I have argued that we can offer better analyses of experience and language by postulating fictional characters, but before deciding to admit them these benefits must be weighed against the ontological costs. It is generally supposed that these costs are high, for admitting fictional characters, it is thought, involves postulating a new category of extremely strange and unusual entities, thus taking on a large burden compared with the parsimony which could be maintained without them. These worries should be taken seriously but should not be left unexamined. Does admitting fictional characters require positing a strange new category of beings bloating an otherwise spare ontology?
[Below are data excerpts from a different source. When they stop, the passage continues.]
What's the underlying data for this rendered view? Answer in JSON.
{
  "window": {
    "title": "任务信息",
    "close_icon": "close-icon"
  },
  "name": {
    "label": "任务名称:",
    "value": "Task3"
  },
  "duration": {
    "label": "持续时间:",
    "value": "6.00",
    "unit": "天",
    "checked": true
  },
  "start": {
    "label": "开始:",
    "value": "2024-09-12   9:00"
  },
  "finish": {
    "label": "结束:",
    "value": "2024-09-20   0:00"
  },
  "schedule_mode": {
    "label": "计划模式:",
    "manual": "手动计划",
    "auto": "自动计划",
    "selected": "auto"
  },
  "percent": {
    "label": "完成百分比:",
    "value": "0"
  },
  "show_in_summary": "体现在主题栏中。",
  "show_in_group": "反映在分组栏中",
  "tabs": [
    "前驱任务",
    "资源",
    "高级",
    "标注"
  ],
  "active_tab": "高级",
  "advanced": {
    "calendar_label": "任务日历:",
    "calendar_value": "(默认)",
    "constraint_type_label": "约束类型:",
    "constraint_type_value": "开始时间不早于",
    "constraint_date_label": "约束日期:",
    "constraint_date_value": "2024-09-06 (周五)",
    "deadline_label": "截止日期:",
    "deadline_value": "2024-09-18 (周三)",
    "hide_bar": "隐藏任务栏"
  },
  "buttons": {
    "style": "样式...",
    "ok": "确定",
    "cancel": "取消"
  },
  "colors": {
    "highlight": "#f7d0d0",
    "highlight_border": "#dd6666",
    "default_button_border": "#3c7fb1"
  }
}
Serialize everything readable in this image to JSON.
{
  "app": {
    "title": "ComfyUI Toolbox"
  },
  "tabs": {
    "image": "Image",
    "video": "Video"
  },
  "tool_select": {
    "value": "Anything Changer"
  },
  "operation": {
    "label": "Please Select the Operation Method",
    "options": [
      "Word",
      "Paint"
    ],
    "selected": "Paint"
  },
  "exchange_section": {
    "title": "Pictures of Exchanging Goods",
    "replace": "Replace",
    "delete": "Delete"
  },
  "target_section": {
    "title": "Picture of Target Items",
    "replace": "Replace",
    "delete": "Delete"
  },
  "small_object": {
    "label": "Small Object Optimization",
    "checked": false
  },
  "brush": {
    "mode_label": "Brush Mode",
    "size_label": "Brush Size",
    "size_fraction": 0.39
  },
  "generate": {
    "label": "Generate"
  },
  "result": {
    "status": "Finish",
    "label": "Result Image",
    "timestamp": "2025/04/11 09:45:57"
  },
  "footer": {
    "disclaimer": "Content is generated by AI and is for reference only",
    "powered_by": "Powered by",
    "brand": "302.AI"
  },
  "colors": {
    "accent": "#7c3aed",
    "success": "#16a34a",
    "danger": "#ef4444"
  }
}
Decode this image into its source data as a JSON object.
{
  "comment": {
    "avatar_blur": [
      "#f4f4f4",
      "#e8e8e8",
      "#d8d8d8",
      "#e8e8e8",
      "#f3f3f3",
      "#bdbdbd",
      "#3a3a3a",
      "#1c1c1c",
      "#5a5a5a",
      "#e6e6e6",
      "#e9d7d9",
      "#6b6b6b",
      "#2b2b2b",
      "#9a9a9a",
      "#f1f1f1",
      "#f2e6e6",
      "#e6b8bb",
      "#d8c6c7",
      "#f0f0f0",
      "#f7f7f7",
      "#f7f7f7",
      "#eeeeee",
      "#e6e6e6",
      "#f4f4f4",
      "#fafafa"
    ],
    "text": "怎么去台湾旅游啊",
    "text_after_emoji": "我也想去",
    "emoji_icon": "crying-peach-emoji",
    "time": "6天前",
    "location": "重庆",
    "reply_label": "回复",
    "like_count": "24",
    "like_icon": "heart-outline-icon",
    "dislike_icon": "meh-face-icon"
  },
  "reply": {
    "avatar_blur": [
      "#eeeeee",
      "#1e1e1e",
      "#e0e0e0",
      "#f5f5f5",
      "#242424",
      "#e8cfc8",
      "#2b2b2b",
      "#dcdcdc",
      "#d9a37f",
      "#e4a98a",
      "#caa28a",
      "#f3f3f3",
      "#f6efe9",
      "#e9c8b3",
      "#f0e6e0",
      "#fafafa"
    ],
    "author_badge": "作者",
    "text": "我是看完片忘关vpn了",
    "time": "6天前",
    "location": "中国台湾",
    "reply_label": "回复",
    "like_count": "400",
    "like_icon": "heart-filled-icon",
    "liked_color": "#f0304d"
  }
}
Do the costs in terms of parsimony outweigh the benefits gained in analyzing experience and discourse? To properly assess the ontological costs of admitting fictional characters we must step back to ask how we can make such ontological decisions in a principled and consistent manner rather than on the basis of vague fears or aesthetic preferences for what seems to be a sparser ontological landscape.
PIECEMEAL ONTOLOGY VERSUS CATEGORIAL ONTOLOGY
Ontology is a two-part venture. The first task is to lay out categories in which things might be claimed to exist, without commitment to whether or not such categories are occupied. The second task is that of assessing what there really is. Contemporary ontologists typically – although not always – focus exclusively on the second task and proceed on a one-by-one basis to argue for or against allowing certain kinds of things, be they numbers, universals, acts of consciousness, or fictional objects, into our ontology.